Dimension GraphAlign(KDD'24) DiffGDA
Alignment Discrete Intermediate Graphs SDE Continuous Evolution
Paradigm Data-oriented (Fixed Steps) Generative (Continuous Time)
Citation Avg 67.41 77.58
Runtime Slowest (High Generation Cost) 50%+ Reduction
Dimension A2GNN(AAAI'24) DiffGDA
Core Idea Adversarial + Attention Diffusion + Domain Guidance
Paradigm Model-oriented Generative (Data-oriented)
Citation Avg 75.97 77.58
Airport Avg 49.57 60.75
Structure Gap Adaptation Moderate Strong (Continuous/Non-linear)
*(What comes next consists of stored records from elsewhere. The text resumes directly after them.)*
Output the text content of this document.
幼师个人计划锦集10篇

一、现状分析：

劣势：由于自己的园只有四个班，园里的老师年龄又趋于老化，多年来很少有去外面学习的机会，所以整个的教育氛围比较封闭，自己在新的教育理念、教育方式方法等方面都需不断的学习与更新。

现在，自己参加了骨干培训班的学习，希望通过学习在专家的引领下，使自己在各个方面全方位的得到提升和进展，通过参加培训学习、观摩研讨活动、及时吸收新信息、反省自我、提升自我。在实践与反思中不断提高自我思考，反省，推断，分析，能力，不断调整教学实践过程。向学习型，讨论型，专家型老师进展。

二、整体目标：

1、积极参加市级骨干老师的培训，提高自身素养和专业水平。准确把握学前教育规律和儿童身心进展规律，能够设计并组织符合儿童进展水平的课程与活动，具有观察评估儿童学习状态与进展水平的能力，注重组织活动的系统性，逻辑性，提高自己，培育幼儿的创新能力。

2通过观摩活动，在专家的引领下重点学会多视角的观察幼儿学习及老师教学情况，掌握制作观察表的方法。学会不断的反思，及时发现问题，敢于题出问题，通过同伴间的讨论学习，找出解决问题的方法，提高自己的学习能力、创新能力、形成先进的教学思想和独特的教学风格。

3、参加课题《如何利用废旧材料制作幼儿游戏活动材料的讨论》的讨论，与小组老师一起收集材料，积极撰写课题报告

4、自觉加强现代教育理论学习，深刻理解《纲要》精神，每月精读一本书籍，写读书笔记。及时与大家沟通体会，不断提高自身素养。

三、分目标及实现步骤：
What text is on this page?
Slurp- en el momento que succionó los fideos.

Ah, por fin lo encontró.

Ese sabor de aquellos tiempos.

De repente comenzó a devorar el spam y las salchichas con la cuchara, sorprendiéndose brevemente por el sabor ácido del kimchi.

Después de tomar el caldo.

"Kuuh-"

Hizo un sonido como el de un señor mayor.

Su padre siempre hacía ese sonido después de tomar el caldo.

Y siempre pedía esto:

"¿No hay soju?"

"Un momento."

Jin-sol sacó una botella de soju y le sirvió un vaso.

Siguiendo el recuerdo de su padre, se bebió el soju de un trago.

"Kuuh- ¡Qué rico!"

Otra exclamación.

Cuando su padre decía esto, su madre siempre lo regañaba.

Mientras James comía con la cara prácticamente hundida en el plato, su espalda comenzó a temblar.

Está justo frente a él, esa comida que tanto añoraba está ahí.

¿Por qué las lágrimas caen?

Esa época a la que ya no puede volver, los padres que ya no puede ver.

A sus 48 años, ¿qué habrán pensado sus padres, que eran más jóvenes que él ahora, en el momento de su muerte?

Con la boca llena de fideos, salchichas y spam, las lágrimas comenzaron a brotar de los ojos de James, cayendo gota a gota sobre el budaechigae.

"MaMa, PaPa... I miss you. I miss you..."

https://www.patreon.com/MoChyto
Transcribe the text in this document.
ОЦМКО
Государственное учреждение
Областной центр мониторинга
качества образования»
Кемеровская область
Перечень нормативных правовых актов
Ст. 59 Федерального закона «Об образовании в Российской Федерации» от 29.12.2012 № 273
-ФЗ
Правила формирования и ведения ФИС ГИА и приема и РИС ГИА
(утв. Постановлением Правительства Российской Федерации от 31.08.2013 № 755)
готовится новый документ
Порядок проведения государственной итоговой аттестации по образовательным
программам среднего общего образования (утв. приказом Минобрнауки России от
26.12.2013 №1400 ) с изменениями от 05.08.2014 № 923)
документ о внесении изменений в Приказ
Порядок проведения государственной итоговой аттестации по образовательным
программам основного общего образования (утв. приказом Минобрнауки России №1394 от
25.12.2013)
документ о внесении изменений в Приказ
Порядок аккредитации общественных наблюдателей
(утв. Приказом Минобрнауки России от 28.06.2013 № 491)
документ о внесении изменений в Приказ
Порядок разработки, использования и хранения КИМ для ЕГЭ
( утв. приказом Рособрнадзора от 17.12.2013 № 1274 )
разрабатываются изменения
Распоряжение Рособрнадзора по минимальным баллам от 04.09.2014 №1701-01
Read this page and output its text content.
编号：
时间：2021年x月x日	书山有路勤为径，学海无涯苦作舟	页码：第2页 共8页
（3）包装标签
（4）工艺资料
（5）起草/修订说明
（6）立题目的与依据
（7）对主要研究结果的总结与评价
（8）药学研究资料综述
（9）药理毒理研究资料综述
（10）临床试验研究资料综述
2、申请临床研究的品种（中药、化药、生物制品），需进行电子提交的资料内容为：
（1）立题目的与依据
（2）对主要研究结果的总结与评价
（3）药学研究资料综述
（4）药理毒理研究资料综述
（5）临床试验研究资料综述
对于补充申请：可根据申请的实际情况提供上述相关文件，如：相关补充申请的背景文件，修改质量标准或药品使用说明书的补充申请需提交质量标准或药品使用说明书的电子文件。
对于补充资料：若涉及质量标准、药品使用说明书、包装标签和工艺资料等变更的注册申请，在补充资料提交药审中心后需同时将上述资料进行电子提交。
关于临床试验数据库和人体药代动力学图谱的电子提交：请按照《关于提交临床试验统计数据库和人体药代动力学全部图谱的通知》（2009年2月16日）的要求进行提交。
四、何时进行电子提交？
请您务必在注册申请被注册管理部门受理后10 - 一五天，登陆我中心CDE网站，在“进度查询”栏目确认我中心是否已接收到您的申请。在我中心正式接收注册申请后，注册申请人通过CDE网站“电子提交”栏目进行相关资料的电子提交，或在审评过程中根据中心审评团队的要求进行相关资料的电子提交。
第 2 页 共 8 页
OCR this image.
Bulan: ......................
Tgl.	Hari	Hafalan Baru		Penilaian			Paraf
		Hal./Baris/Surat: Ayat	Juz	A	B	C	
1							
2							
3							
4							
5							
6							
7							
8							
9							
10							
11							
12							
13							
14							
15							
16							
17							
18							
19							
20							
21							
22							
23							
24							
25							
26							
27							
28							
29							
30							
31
Dimension GAA(ICLR'25) DiffGDA
Core Idea Graph Augmentation + Alignment SDE Diffusion + Domain Guidance
Citation Avg 72.65 77.58
Airport Avg 51.98 60.75

Rating

  • Novelty: ⭐⭐⭐⭐⭐ First to introduce diffusion models to GDA; pioneering use of SDE for continuous evolution.
  • Experimental Thoroughness: ⭐⭐⭐⭐⭐ Comprehensive evaluation on 8 datasets and 14 tasks with 16 baselines and significance tests (p < 0.05).
  • Writing Quality: ⭐⭐⭐⭐ Clear mathematical derivations, intuitive framework diagrams, and consistent notation.
  • Value: ⭐⭐⭐⭐ Opens a new paradigm for continuous graph domain adaptation, though large-scale scalability needs improvement.